À l’approche du 219ᵉ anniversaire de l’assassinat de Jean-Jacques Dessalines, le gouvernement haïtien a, une fois de plus, sorti les grands mots pour honorer l’Empereur de la Liberté. À travers un communiqué diffusé ce 15 octobre, les autorités affirment leur « devoir sacré » d’honorer la mémoire du fondateur de la nation, tout en saluant des actions symboliques comme le nettoyage du monument dédié à Dessalines.
Mais faut-il se contenter d’un coup de balai pour laver des décennies d’oubli, d’indignité et de trahison envers l’héritage du héros national ? À moins de 48 heures de la commémoration officielle, le gouvernement s’empresse de « mobiliser toutes ses ressources » pour embellir un monument souvent négligé le reste de l’année. Une opération qui ressemble davantage à un geste de communication qu’à un engagement réel envers l’esprit de Dessalines.

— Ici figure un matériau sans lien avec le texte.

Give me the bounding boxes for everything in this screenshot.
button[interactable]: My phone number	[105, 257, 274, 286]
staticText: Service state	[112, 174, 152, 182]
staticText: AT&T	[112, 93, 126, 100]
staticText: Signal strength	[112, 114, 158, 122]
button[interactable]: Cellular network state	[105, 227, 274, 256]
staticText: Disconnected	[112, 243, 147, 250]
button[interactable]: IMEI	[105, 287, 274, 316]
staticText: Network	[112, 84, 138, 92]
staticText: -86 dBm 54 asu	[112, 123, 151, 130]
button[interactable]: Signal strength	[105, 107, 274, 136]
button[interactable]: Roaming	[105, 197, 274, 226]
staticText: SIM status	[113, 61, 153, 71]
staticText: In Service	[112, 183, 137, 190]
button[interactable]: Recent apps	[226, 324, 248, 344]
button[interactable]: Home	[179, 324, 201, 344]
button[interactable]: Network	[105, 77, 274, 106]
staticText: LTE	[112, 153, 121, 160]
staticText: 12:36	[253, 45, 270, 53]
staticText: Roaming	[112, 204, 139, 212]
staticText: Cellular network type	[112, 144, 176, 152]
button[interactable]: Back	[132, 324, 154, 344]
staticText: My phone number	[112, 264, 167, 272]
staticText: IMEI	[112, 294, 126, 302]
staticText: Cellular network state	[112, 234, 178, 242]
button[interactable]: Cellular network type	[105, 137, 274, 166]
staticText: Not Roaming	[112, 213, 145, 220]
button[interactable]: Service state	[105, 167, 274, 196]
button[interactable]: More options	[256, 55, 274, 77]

Le Premier ministre Alix Didier Fils-Aimé invite les Haïtiens à marcher sur les traces de Dessalines, mais quelle direction prendre lorsque le pays continue de sombrer dans l’insécurité, la misère et la fragmentation politique ? Peut-on parler d’unité nationale quand la majorité des citoyens vit dans la peur, abandonnée à elle-même face à la violence des gangs et à l’effondrement des institutions ?
Il faut saluer l’enthousiasme sincère de certains citoyens qui ont répondu à l’appel pour assainir l’espace sacré. Ce geste populaire, bien que modeste, reflète un profond respect pour l’homme qui a libéré une nation de l’esclavage. Mais il souligne aussi, en creux, le vide d’un État qui se souvient de ses héros surtout à date fixe.
Dessalines n’est pas seulement un symbole de liberté : il est l’incarnation d’une souveraineté radicale et d’une justice intransigeante. L’honorer réellement, ce n’est pas simplement fleurir un monument ou prononcer des discours enflammés. C’est bâtir un État digne de son sacrifice, affronter les ennemis internes et externes de la nation, et surtout, rendre justice à un peuple encore enchaîné par la pauvreté et la corruption.
En ce 17 octobre, le souvenir de Dessalines mérite mieux qu’un hommage de circonstance. Il exige un sursaut. Non pas de mots, mais d’actes. Car Haïti ne s’honore pas en répétant « Haïti se souvient » comme un mantra creux, mais en se relevant enfin.
Jean-Jacques Dessalines mérite plus. Haïti aussi.